To the best of our knowledge, this is the first study that attempts to characterize and quantify heterogeneity of tracer uptake using the AUC-CSH and different normalizations. The performance of the proposed method was assessed using simulations, and a few clinical cases were used to illustrate the performance of the method and different normalizations. Future studies need to address the potential clinical value of CSH and are aimed at test-retest studies as well as the application of the method on larger clinical data sets. Furthermore, it would be ideal to have a database or benchmark data set containing more realistically simulated anthropomorphic PET images based on e.g. Monte Carlo simulations [25, 26]. This would allow one to not only more extensively explore uptake heterogeneity measures but also to validate new tumour segmentation algorithms.
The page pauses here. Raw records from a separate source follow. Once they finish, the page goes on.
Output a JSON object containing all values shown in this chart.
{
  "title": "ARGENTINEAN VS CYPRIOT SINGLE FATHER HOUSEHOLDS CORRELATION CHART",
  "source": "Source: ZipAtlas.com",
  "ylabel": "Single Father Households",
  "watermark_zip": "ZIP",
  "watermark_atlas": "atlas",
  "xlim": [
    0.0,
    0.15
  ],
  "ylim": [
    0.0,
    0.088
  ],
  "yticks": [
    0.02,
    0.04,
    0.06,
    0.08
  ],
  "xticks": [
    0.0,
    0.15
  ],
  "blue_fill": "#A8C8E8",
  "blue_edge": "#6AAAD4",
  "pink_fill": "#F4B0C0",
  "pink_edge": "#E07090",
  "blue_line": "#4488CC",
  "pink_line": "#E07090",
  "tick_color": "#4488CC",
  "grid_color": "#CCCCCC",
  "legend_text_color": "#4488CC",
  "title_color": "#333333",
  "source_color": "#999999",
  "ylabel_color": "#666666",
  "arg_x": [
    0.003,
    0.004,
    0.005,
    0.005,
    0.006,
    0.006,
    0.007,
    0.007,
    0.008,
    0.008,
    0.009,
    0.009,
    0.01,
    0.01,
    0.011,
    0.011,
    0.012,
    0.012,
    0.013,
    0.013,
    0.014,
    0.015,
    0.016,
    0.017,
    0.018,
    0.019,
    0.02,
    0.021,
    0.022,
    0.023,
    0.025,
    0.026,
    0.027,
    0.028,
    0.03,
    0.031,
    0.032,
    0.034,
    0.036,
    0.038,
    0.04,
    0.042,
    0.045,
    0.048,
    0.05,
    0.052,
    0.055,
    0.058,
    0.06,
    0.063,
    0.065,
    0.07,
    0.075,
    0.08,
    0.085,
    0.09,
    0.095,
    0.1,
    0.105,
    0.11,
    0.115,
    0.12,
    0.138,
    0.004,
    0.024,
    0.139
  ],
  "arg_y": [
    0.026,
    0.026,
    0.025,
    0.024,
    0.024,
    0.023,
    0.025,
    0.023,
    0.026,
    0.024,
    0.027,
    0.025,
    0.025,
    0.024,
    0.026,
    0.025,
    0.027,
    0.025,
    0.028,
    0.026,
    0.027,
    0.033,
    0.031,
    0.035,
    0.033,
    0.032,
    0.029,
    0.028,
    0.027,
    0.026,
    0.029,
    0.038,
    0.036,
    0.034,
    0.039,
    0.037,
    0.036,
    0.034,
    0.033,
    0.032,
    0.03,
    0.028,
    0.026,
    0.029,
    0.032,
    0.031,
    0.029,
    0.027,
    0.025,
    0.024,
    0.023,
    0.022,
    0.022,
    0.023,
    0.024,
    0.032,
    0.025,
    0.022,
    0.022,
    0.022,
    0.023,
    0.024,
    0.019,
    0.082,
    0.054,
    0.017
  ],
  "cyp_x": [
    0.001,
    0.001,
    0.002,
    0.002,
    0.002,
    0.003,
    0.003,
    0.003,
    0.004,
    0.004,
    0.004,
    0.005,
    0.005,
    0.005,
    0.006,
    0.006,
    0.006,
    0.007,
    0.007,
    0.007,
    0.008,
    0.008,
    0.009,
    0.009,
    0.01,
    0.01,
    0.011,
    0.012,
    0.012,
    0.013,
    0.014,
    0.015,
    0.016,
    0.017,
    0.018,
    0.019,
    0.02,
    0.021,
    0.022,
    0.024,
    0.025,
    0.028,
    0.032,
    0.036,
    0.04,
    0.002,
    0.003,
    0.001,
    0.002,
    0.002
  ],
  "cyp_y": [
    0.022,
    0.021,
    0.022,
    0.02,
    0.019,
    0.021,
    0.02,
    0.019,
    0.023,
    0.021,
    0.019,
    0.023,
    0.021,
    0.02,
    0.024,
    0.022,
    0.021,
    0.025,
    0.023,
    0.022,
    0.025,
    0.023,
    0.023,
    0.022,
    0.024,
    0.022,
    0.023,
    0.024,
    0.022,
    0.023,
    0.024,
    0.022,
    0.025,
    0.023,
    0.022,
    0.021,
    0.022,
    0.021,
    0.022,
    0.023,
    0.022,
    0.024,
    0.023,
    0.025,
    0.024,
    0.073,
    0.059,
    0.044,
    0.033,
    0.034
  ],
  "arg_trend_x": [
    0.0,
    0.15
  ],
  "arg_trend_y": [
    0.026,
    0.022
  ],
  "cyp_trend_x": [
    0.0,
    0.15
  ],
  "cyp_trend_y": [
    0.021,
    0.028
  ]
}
The proposed method for parameterizing uptake heterogeneity is not spatially invariant, unlike the method proposed by O’Sullivan et al. [12]. For patients with sarcoma, this method that assesses spatial intratumoural heterogeneity in FDG uptake has been shown to be a predictor of patient outcome [27]. However, preliminary studies already indicated that other measures derived from the CSH, such as the % of volume derived at a fixed % of SUV or % of SUV derived at a fixed % of volume, could be used as a prognostic factor in NSCLC [28] and head and neck cancer [14]. In addition, further studies are needed to assess the value of the different methods to normalize these CSH to baseline values (SUV and/or volume). Nevertheless, the present preliminary results might indicate the potential value of CSH and AUC-CSH characterizing metabolic tumour heterogeneity.

Conclusion

These initial results indicate that AUC-CSH might be used as a quantitative index of heterogeneity in tracer uptake and it can be used as a means to address (changes in) heterogeneity in response assessment studies. In addition, the results show that a Van Cittert deconvolution with Gibbs prior, in combination with bilateral filtering to limit spatial noise, improves the CSH curves visually.